Belén acerca con cuidado el cazo mediado de leche al fuego. El leve temblor de su mano denota que incluso este peso comienza a serle excesivo. Deposita lentamente el recipiente sobre el fuego asegurándose de que no se derrame por los lados. Acaba de limpiar la cocina y está cansada. Permanece de pie, con la mirada clavada en la leche, vigilando que el hervor no provoque el estropicio que sus brazos han conseguido evitar. Mientras, su pensamiento mira hacia atrás y le recuerda que a sus 76 años el tiempo que le queda por vivir no ha de ser mucho. Siente como el dolor de su espalda se agudiza, a pesar de llevar tan solo unos minutos de pie. Limpiar la cocina le ha llevado cerca de una hora. Antes lo hacía en 15 minutos y sin detenerse, y de eso no hace tanto tiempo. La leche empieza a revolverse en el interior del cazo, inquieta, rebelde, deseando escapar de las paredes que constituyen su prisión, ascendiendo impulsada por una fuerza invisible que la va acercando progresivamente a la libertad, pero cuando la salida está casi al alcance, cuando los borbotones más atrevidos se asoman al exterior, se hace el vacío en el interior del cazo y las esperanzas se van desvaneciendo lentamente, una vez más. Belén retira la leche del fuego y la vierte sobre los dos vasos situados en la bandeja roja de plástico.

Se oyen pasos arrastrados por el pasillo, pasos que se acercan de un modo cansino, pero rítmico. Pasos que irrumpen en la cocina y se acercan a la bandeja. El medio kilo escaso que añade de peso a su cuerpo enlentece aún más su ritmo. Pasos que se alejan hacia la salita. Pasos cuidadosos, vigilantes, inseguros. No se cruzan palabras, no es necesario.

Belén deposita el cazo en el fregadero y deja caer agua en su interior hasta mediarlo, justo por encima de la marca dejada por la nata de la leche. Se seca las manos en el paño que hay colgado en el picaporte de la puerta, donde nunca se pierde, donde está siempre a la vista. Con cuidado se dirige a la salita y se sienta en uno de los dos sillones de orejas, el más cercano a la TV., tan hundido por el peso de los años que necesita de varios cojines para recordar viejos tiempos de lozanía, para mantener su orgullo, pero a nadie engaña, ni siquiera con la funda que pretende disimularlos.

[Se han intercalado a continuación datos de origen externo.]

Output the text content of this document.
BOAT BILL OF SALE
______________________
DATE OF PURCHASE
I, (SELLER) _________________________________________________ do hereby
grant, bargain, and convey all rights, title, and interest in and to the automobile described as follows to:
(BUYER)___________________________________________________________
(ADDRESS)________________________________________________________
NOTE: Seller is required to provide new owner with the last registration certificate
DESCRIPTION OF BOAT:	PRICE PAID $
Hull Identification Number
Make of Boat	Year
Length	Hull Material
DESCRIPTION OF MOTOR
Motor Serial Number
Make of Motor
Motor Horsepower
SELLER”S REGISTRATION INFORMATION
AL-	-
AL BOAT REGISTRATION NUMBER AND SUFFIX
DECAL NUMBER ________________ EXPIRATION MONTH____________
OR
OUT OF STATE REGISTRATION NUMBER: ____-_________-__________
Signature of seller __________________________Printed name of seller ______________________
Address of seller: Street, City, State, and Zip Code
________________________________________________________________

El otro sillón está ocupado por Antonio.

Los dos vasos de leche caliente presiden la pequeña mesa camilla que separa a los únicos habitantes de la casa. En la televisión, un ignorado concurso lúdico-cultural, que no consigue ninguno de sus dos propósitos, emite los únicos sonidos humanos de la habitación. En la ventana, la persiana semi cerrada proclama su inutilidad ante la incipiente noche estival que tanto se demora. Antonio bebe a sorbos emitiendo unos ruidos que Belén hace tiempo ya no le corrige. El reloj de pared se agita ante la proximidad de las campanadas. Las nueve en punto, la sintonía del telediario anuncia las malas noticias del mundo, aquellas que nunca importaron a Belén y Antonio, pero que ahora se han convertido en una parte fundamental de su rutina diaria, la última parte, o mejor la penúltima.

Otra estadística, el 90% de los niños que son dados en adopción se integran perfectamente en su nueva familia. A menudo niños que provienen de otros países, pobres, sin futuro, junto a padres sin descendencia, sin futuro. Una breve entrevista a padres orgullosos, unas pocas imágenes de niños pequeños correteando felices. Belén aparta la mirada de la televisión con el cambio de noticia, ya no le importa nada de lo que pueda mostrar. Parece cansada, pero Antonio sabe que esa no es la razón. No sabe si buscar la mirada de su mujer, o acariciar su mano suavemente, de un modo casual. No se atrevería a pronunciar palabra. La culpa no es expía hasta que la mente no deja de ocuparse de ella, y los días de Antonio son demasiado ociosos, y su memoria demasiado buena. Al final no hace nada, no porque lo decida, ni por falta de amor, sino por temor, por cobardía.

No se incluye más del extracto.